The diet cycle is a negative feedback loop that will continue until you decide to break it. You must give yourself unconditional permission to eat. Diets teach us that eating is a constant negotiation—“if I eat this piece of pizza, I must do 2 hours on the treadmill” or “if I eat only salads all week, I can have a piece of cake at my friend’s birthday party this weekend”—this has to stop. Your value is not determined by how much or how little you eat.

Your body NEEDS food every day to survive.

Every morning you need to eat breakfast in order for your body to get you through the day. It needs more food in the middle of the day to keep it going and food in the evening to carry it through the night and help you sleep well. Instead of the negative feedback loop of diets and restriction, create a positive feedback loop of nourishment and kindness towards your body and mind.
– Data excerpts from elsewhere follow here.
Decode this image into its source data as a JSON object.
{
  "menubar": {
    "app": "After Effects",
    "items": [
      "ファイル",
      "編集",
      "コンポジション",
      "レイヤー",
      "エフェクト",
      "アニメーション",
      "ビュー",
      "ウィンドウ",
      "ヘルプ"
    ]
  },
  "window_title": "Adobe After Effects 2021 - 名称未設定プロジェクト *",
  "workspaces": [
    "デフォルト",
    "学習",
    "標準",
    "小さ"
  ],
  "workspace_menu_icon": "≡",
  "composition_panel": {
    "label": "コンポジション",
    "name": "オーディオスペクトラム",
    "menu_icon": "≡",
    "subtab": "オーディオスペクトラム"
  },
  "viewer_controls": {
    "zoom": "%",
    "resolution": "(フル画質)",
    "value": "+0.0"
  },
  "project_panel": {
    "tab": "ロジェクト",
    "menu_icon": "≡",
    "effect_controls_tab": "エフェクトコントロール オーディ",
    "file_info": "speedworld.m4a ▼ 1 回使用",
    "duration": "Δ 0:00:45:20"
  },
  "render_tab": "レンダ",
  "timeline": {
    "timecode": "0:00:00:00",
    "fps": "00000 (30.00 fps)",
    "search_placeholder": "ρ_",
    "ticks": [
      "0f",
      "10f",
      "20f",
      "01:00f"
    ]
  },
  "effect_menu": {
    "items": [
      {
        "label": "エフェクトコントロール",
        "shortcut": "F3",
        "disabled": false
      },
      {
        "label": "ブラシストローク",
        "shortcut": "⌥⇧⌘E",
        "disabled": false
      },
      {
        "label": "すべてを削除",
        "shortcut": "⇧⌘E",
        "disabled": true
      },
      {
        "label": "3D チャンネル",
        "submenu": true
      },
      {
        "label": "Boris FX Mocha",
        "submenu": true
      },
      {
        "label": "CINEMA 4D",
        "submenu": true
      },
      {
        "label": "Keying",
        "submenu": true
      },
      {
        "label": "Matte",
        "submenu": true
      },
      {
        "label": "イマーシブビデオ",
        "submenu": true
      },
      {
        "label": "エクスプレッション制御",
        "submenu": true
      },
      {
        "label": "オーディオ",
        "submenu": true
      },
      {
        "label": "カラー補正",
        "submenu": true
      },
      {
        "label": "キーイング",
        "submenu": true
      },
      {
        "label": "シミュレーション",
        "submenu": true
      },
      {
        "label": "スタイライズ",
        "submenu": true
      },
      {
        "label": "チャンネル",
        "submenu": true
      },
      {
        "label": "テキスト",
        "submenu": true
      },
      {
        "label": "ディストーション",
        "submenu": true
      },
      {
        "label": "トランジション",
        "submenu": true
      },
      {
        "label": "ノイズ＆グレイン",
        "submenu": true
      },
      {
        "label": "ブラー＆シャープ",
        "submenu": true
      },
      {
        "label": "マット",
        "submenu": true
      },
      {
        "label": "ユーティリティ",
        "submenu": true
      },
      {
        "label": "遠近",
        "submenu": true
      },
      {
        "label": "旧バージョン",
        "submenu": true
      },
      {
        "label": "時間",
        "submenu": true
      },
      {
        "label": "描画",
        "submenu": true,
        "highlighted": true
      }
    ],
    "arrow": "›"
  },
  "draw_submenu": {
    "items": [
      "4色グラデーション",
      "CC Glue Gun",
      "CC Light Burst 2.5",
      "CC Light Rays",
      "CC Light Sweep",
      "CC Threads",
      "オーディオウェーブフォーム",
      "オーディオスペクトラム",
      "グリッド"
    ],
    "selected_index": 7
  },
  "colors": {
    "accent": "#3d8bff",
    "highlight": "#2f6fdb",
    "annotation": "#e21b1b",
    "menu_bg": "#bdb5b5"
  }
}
Choosing to eat shouldn’t lead to a “punishment” or “trying to make up for” whatever you ate. Eating something one day shouldn’t lead to restriction or starvation the next day.

Instead, focus on the ROOT of the problem, the restriction. Feast or famine mode is a survival instinct in our bodies. Our bodies recognize when they’re not getting enough nutrients and will hold on to the energy it currently has for as long as possible.

Once you start feeding your body it will eventually realize the food supply will always be there and it will start processing food the way our bodies are intended to do. Get your body to start trusting you again by consistently feeding it and letting it know that food is abundant and will always be there.

Final Words

At the end of the day, only you have the power to make these changes. You have to decide that you don’t just want to live but you want to THRIVE! And you totally deserve to thrive.

You deserve to exist in a place of positivity where food is something to enjoy and something that nourishes your body and heart; NOT something that is fearful, shameful or stress-inducing.

I hope these tips help you and allow you to start embracing food freedom and live the life you are meant to live.